Because the House of Representatives operates by majority rule (unlike the Senate), the loss of the 2018 elections means that House Republicans will need to become accustomed to an immediate evaporation of their institutional power once the new session of Congress begins on January 3. As the New York Times points out today, most Republican members have never experienced life in the minority, and will need to adjust to an abrupt reduction in their procedural importance. "We have come to grips with the shock of the election," explains Rep. Adam Kinzinger (R-IL), "but the shock of [not] governing will still be a wake-up call for some people."
One might expect that the House Freedom Caucus would be especially hard-hit by the shift in party control.

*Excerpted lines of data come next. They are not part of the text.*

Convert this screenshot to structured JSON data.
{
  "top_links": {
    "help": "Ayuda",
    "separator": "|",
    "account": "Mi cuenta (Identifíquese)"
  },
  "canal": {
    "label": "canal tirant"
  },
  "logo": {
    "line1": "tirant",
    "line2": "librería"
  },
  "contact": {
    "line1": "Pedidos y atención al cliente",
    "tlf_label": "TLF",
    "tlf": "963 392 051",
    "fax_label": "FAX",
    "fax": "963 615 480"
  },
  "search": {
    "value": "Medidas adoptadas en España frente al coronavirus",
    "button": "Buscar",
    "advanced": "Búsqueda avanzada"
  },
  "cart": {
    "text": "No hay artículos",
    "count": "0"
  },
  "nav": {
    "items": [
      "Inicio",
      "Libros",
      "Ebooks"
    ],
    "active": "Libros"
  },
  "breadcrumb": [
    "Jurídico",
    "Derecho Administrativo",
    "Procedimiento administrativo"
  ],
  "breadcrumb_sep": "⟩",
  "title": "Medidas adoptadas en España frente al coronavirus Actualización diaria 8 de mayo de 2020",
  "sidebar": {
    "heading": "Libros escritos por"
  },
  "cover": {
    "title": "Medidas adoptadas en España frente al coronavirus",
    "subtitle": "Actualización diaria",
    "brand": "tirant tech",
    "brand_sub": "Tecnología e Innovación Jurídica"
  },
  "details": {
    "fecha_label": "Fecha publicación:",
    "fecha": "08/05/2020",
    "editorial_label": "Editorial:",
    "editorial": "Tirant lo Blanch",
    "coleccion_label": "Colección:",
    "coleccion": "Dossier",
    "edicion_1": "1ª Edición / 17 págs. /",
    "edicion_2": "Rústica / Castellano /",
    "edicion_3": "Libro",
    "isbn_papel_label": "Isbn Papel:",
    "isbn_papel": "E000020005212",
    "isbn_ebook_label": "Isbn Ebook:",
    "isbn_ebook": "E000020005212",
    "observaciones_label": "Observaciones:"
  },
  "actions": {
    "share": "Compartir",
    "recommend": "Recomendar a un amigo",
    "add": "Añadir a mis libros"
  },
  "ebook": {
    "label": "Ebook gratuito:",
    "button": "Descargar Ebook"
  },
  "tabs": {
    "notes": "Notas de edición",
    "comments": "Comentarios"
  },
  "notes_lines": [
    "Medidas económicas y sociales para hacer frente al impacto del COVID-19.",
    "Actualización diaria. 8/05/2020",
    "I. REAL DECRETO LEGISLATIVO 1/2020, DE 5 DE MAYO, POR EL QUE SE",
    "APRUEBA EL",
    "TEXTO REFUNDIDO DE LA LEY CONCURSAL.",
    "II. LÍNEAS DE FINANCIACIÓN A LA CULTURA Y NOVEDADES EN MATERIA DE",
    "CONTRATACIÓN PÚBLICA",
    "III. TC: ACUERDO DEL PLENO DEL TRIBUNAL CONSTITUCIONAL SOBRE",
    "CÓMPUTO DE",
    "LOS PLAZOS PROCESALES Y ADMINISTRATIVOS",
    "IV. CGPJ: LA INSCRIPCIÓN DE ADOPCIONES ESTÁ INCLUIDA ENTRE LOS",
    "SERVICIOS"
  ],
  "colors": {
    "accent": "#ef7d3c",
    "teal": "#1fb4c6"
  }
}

Though it represented no more than about 20 percent of Republican House members, the Freedom Caucus was able to exert disproportionate leverage in the past by threatening to vote against initiatives backed by the Republican leadership. When combined with the votes of minority Democrats, opposition from the Freedom Caucus would ordinarily be enough to sink legislation on the House floor, and could even be used to force out a sitting speaker. Starting in January, however, the Freedom Caucus will be a minority of a minority, without the ability to strategically harness Democratic votes to bolster its legislative influence over the Republican conference. Its former leader Jim Jordan lost his race for minority leader to Kevin McCarthy by a lopsided vote of 159 to 43, and then failed to win enough party support to become the ranking minority member on the House Judiciary Committee.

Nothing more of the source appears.